The best Christmas presents that Kathleen, chair of the Energy Facility Site Evaluation Council, and Steven Drew, Thurston County assessor, ever received happened decades ago when they met each other at a Christmas party. Not so surreptitious looks across the room led to an invitation by Steven to Kathleen for drinks, dinner and political discussion at the Clink and Dagger. “I was out of work, having just left the Gary Hart campaign,” remembers Kathleen and she said, “Yes.” The conversation that started over 35 years ago continues to this day.
“I grew up in a politically active family in Pittsburgh,” recalls Kathleen. At age 12, she was distributing George McGovern’s political literature with her mother. Steve worked in the insurance industry from his early 20’s and was involved in local politics. In part, their mutual affinity for participating in the many cogs of democracy powered their blooming relationship. “We drove from Washington State to San Francisco for the Democratic National Convention,” says Steve. That was in June of 1984. By December, they were married. Since then, the civic minded duo has crisscrossed the political landscape.
In 1992, at the age of 32, Kathleen ran for the Issaquah 5th district legislative seat becoming the youngest woman to be elected to the Washington senate, defeating Dino Rossi. “It was a powerful time for women in the legislature. Fourteen of the 27 democratic caucus members being women,” says Kathleen. She is proud of the numerous accomplishments from that time, including ethics and campaign reforms that are still in effect today. She chaired Natural Resources and was on the budget committee. Kathleen was also mom to Phil, who like his parents, joined the political ride as he grew up. Later when Christine Gregoire became governor, Kathleen agreed to come to Olympia and work for her. Steven moved his business and the family settled in Olympia.
Steven had liked working in the Issaquah community on comprehensive park planning and land use. “I helped acquire open spaces,” says Steve who also supported high school and middle school students to build trails. He was a Kiwanis club member and found public service an important aspect of his life. Then, after living in Olympia for five years, Patricia Costello retired as the Thurston County Assessor and Steven decided to bring his experiences as an insurance adjuster and community advocate to a new level. He ran on restoring customer service and increasing transparency, while desiring to eliminate the backlog of appeals. Steve was elected and began in earnest to satisfy his campaign promises.
Since then, the Thurston Assessors operations has been dramatically overhauled. Five years ago, the office was recognized by the International Association of Assessing Officers, an honor and significant accomplishment. The office was recently honored again with the Certificate of Excellence in Assessment Administration (CEAA), fulfilling the comprehensive five-year renewal. Steven passes the credit to his team of the “brightest and most dedicated public servants anywhere.”
On a transparency note, you can find a wealth of information about your own property by tapping on the Property Tax Analysis Tool. A pie chart will be displayed showing you exactly where your dollars were spent. It’s very cool.

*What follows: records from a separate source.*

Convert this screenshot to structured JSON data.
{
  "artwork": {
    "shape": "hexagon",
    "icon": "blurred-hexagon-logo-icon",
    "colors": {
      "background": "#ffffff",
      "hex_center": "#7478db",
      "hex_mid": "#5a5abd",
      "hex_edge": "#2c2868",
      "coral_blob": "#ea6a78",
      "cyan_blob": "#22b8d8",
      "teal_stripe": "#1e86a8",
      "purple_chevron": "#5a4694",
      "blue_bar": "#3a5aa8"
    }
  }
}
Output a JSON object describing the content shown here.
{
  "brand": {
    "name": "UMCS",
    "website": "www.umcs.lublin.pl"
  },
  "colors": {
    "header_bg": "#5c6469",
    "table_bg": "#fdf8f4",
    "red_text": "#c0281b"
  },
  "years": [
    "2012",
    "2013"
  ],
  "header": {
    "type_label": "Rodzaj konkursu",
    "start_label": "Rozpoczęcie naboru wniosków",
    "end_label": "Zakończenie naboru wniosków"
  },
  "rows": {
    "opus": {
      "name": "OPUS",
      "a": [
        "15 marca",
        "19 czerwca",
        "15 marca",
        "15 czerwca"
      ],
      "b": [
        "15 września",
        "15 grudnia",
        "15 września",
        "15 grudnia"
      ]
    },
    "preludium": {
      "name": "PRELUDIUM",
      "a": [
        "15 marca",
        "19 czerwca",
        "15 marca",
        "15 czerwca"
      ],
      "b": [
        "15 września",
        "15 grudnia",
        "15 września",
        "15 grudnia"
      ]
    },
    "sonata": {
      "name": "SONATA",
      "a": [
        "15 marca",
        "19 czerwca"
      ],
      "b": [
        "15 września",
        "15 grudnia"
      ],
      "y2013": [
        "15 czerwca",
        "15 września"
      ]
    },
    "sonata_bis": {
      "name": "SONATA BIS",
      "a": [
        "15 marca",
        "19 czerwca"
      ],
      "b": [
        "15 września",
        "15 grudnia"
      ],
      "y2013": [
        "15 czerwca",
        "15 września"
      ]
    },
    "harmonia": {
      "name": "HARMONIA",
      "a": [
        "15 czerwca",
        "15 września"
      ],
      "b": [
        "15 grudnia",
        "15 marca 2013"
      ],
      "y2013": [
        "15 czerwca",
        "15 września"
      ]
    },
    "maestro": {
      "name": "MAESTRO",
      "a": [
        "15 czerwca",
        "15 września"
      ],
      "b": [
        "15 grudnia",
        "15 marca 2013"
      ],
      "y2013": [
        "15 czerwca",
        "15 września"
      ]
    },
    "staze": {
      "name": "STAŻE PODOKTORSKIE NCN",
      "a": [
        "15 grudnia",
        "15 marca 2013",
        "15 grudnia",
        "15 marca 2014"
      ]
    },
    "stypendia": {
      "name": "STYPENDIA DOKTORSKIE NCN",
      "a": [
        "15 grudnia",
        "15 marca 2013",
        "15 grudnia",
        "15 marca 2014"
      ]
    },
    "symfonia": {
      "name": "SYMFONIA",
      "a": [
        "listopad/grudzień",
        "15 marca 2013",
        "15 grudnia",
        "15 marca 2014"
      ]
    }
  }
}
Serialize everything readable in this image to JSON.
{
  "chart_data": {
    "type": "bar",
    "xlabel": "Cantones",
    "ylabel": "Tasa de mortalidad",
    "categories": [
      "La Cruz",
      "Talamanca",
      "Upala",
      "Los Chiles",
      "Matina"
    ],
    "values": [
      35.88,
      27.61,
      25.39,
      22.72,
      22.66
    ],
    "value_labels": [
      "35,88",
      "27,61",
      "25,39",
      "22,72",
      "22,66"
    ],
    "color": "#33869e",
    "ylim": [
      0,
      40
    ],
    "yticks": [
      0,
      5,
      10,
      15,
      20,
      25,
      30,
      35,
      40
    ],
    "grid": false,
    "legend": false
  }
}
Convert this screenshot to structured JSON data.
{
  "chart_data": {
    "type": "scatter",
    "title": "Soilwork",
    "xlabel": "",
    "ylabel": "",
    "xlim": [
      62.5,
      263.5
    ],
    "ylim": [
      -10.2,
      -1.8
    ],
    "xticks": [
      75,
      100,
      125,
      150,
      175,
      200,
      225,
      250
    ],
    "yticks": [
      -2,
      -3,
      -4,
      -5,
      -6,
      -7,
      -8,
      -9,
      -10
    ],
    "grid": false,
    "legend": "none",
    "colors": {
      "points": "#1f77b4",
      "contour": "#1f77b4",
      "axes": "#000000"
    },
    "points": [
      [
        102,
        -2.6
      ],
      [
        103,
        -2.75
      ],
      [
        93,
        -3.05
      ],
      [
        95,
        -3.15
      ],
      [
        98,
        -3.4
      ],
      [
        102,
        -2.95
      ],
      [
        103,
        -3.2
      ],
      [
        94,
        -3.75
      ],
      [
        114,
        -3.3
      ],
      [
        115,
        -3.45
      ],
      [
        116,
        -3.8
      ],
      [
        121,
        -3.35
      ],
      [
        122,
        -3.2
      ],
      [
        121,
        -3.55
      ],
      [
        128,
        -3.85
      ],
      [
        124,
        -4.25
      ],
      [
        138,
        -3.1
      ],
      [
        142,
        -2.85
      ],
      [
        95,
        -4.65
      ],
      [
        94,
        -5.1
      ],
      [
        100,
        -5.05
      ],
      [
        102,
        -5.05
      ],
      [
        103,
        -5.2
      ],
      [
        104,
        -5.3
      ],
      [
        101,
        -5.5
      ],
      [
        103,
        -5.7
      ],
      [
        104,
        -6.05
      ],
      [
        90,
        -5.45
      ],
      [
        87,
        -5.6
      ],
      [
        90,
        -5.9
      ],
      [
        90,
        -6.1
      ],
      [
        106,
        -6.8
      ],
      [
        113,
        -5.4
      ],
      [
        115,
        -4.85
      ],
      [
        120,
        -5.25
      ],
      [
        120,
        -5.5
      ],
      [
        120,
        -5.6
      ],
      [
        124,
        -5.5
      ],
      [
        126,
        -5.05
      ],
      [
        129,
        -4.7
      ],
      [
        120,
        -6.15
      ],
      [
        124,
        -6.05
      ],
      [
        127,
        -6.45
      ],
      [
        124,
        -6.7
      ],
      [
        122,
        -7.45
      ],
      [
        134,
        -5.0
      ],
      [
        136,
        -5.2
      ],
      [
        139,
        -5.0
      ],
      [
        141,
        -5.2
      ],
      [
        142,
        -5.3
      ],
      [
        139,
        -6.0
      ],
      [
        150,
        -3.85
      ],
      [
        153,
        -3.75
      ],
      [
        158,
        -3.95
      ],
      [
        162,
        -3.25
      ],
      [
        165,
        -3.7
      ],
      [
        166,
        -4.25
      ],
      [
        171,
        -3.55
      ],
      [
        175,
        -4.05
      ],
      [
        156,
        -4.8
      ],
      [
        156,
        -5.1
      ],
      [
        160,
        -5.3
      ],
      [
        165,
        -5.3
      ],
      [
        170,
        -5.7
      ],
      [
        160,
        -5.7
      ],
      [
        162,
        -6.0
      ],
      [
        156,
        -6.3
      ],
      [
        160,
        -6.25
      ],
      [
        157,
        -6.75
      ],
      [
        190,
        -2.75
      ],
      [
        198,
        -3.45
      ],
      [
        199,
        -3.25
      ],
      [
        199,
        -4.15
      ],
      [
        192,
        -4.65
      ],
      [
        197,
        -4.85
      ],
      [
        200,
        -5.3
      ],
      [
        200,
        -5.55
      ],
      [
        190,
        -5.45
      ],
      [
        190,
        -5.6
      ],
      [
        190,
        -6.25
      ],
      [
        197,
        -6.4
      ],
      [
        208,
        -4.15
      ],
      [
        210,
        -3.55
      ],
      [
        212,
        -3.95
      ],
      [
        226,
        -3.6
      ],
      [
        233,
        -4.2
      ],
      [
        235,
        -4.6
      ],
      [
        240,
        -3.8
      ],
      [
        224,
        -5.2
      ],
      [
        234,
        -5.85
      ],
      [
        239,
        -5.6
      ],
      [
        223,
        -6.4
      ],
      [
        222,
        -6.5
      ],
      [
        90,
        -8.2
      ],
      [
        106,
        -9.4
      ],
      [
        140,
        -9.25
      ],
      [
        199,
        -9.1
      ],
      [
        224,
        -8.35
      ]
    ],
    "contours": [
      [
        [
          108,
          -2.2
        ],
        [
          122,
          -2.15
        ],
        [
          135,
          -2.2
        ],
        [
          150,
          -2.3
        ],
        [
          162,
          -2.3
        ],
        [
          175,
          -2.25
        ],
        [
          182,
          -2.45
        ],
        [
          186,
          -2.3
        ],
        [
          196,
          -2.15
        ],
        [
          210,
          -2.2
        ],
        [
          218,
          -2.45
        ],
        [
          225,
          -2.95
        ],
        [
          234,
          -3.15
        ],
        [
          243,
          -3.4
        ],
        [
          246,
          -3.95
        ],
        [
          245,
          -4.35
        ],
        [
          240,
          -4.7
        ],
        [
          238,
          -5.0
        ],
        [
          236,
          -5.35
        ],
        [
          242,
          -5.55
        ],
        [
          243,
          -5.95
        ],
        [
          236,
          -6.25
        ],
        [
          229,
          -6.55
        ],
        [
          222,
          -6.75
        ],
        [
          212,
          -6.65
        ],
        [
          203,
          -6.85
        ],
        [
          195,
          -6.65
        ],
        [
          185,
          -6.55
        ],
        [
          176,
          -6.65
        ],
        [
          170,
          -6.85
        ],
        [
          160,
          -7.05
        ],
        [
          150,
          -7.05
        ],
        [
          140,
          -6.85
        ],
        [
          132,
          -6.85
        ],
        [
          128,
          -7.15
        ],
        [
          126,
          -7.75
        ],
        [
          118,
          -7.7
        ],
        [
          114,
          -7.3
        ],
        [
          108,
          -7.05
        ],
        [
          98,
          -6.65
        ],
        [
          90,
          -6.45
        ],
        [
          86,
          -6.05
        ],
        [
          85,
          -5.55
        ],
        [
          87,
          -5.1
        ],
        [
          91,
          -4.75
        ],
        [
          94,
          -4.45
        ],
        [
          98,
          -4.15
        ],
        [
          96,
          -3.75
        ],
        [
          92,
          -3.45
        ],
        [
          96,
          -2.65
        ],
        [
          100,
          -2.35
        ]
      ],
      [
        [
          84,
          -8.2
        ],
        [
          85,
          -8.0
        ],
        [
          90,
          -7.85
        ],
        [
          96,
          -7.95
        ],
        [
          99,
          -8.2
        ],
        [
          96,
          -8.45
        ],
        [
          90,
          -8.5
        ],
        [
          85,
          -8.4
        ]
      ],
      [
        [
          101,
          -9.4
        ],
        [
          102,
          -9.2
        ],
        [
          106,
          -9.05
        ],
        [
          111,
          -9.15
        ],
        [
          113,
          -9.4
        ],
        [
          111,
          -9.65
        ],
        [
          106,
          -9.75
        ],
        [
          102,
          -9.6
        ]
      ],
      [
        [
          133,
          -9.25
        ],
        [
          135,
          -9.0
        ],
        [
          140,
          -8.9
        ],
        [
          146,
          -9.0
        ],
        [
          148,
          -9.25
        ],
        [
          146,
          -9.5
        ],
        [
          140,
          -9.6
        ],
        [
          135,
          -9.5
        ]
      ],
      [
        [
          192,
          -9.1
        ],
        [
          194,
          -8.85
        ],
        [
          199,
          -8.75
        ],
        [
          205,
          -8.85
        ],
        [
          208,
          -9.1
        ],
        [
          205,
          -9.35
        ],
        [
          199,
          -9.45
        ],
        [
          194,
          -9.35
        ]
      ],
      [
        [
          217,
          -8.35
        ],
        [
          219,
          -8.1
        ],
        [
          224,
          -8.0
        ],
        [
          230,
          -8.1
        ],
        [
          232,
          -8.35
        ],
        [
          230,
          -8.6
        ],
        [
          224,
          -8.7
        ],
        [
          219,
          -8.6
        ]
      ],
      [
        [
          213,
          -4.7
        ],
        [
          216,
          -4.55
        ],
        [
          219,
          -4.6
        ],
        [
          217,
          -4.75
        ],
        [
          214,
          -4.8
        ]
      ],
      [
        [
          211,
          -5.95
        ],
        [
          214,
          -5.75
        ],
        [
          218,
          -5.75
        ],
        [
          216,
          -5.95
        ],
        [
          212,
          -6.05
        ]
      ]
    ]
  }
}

Both of the Drews turn 60 this year and continue to work full time. They’ve adjusted their home workspaces to accommodate remote demands and do their best to stay out of each other’s way. “We miss going to restaurants,” sighs Kathleen, but they make frequent stops at favorite local purveyors including San Francisco Street Bakery for bread and other goodies, Olympia Seafood Company for the fresh catch, and Delmonico’s Heritage Butcher for great cuts and sometimes already cooked items like pulled pork. “We love to cook,” says Steven and adds, “these businesses are one touch,” meaning they are set up to be safe and speedy for shoppers. I wondered what was for dinner. Fresh scallops with a candied ginger glaze along with a salad of tomatoes, peppers, lettuce and basil.
On weekends they take out their small 22-foot cabin cruiser for a bit of fishing, crabbing or prawning. “We love kayaking, boating and camping on the boat, says Steven.
“It’s a wonderful way to enjoy the environment and be socially distant,” adds Kathleen. They’ve enjoyed travel (somewhat limited these days) and work outside in their yard and garden.
At times the Drews have measured their lives in four-year increments, that is to say, life by campaign. Together they actively converse with, strategize, coach and fundraise for candidates. Slowing down is probably still years away. As their neighbor, I’m encouraging them to take a few breaks, especially when they’ve just caught some fish and Steve is getting ready to flambé something. They always have adventurous tales to tell of finding unexpected treasures. I’m really only a couple of doors away.